Quindi essi sospettano che la normativa impugnata sia suscettiva di frustrare il precetto stesso ed in pari tempo l'art. 42 Cost., siccome la funzione sociale della proprietà ripete anche dalla protezione del paesaggio contenuti concreti. Ciò in quanto, con il sancire che il vicino possa incondizionatamente pretendere, ed il giudice debba necessariamente ordinare, l'abbattimento di piante poste in violazione della distanza, la normativa stessa non consente la comparazione (in relazione al caso concreto) fra interesse paesaggistico ed interesse proprietario. Tale comparazione dovrebbe - secondo il Tribunale di Genova - essere effettuata ad opera dello stesso giudice; mentre le altre due autorità rimettenti (Pretori di S. Vito al Tagliamento e di Busto Arsizio) postulano che l'abbattimento degli alberi in violazione delle distanze legali sia condizionato all'accertamento positivo di un danno concreto per il vicino: o, in mancanza, a una comparazione tra interesse paesaggistico e interesse proprietario da parte delle autorità investite della cura dell'interesse paesaggistico e/o della gestione urbanistica del territorio.
3. - Occorre anzitutto osservare che la questione si connota per aspetti peculiari.
Essa é, cioé, posta nei termini di un conflitto fra la disciplina dei rapporti di vicinato e un valore costituzionalmente protetto, prospettandosi che il rigore col quale i limiti reciproci fra vicini sono stabiliti, o almeno il rigore col quale l'osservanza di tali limiti é sanzionata, in quanto si risolve in un eccesso del potere proprietario del vicino, può urtare contro il valore anzidetto implicandone (con certezza o eventualmente) il sacrificio.
La denunciata illegittimità costituzionale della disciplina dei rapporti di vicinato (cioé dei limiti reciproci delle rispettive proprietà) presuppone peraltro non soltanto che la detta disciplina trascuri di considerare l'ipotesi di incidenza del valore costituzionalmente protetto, sibbene anche che l'ordinamento escluda l'incidenza stessa imponendo che i conflitti fra i vicini siano incondizionatamente risolti senza tenerne conto, o non offrendo comunque i mezzi perché essa possa effettivamente esplicarsi.

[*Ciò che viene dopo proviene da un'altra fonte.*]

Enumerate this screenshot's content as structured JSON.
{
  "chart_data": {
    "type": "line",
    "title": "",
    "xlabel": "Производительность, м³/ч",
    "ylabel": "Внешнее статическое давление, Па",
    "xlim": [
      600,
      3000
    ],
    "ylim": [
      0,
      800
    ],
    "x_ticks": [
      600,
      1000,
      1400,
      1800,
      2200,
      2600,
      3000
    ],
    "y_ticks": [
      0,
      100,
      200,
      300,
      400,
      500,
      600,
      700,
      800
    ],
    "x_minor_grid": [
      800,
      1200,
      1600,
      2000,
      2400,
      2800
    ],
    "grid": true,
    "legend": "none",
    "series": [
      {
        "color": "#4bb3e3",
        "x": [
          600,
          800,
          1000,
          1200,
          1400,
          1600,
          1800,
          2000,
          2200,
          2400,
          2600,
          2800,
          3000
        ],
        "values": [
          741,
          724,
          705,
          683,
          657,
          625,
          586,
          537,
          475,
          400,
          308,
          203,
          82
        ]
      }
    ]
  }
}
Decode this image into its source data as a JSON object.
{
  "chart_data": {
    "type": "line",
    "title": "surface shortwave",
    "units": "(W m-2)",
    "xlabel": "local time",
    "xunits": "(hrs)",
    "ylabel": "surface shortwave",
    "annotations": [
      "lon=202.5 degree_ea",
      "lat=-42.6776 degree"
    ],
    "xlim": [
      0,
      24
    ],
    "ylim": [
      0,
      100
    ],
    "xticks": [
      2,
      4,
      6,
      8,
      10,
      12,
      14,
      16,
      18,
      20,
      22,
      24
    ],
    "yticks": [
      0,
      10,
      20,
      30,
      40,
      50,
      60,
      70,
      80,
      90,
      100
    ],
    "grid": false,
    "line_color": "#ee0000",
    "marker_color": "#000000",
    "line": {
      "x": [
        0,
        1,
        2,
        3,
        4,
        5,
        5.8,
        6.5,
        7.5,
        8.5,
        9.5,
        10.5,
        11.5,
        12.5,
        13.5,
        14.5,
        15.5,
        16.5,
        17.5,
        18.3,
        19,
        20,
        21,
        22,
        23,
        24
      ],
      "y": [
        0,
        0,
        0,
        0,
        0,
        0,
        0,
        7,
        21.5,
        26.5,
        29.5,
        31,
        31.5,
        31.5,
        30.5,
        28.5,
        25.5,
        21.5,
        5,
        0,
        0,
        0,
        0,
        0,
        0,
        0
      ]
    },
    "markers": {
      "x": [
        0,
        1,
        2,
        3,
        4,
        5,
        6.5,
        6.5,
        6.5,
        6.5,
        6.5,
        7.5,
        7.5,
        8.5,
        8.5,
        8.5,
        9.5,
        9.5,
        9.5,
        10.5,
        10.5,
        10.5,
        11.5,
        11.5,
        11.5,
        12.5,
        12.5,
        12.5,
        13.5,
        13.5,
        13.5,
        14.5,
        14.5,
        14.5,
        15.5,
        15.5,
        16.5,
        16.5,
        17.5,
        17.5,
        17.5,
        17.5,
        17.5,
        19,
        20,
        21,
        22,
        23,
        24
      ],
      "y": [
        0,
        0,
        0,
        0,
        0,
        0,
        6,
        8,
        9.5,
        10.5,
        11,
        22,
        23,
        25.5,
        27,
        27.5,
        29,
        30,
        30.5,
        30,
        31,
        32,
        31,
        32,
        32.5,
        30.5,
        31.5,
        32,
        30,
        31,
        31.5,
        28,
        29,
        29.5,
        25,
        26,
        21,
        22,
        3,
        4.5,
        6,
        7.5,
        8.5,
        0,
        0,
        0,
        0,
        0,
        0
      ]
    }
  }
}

Ma al riguardo non può ignorarsi che la giurisprudenza risalente della cassazione civile (sent. 10 luglio 1934, n.2527) e la dottrina costante affermano che il diritto del vicino alla estirpazione degli alberi posti a distanza non legale cede di fronte all'eventuale vincolo della vegetazione secondo la legislazione di settore relativa alle bellezze naturali (all'epoca la legge n. 778 del 1922, successivamente la legge n. 1497 del 1939), legislazione di settore che ora assume funzione attuativa del valore costituzionalmente protetto di cui si tratta.
Né può ignorarsi che, al di fuori dell'ipotesi di vincolo già imposto, chiunque abbia interesse ad opporsi al taglio degli alberi posti a distanza non legale (il proprietario del terreno in cui essi sono posti o altri) può sollecitare l'attivazione dei poteri della Regione o del Ministero per i beni ambientali e culturali (art. 82 d.P.R. 616/1977, anche in riferimento alla legge 1497/1939).
Se, quindi, l'ordinamento, lungi dal sancire la reciproca indifferenza tra sfera della legislazione di settore attuativa del valore costituzionale e sfera codicistica, offre, secondo il diritto vivente, mezzi per realizzare l'incidenza della legislazione di settore, e per suo tramite del valore costituzionalmente protetto, sui rapporti interprivati, la censura non può trovare ingresso se non in quanto diretta a denunciare l'inadeguatezza della cennata legislazione di settore.
Del resto siffatta inadeguatezza implicitamente postulano le ordinanze di rimessione quando pretendono che la protezione non sia attuata in relazione ai soli beni di particolare pregio paesistico singolarmente individuati secondo la legge n. 1497 del 1939, o secondo la legislazione urbanistica - cfr. artt. 10 della legge n. 1150 del 1942, come modificato dall'art. 3 della legge n. 765 del 1967, e 7 della suindicata legge n. 1150, come modificato dall'art. 1 della legge n. 1187 del 1968 -, ma sia attuata in relazione a qualsiasi pianta (soprattutto se facente parte di pluralità di piante, ordinate o no) mediante una valutazione globale da effettuare ad opera dell'autorità preposta alla tutela dei beni ambientali, ovvero ad opera dell'autorità preposta al rilascio della concessione edilizia o alla vigilanza sulle modificazioni territoriali, in occasione di ogni intervento esterno.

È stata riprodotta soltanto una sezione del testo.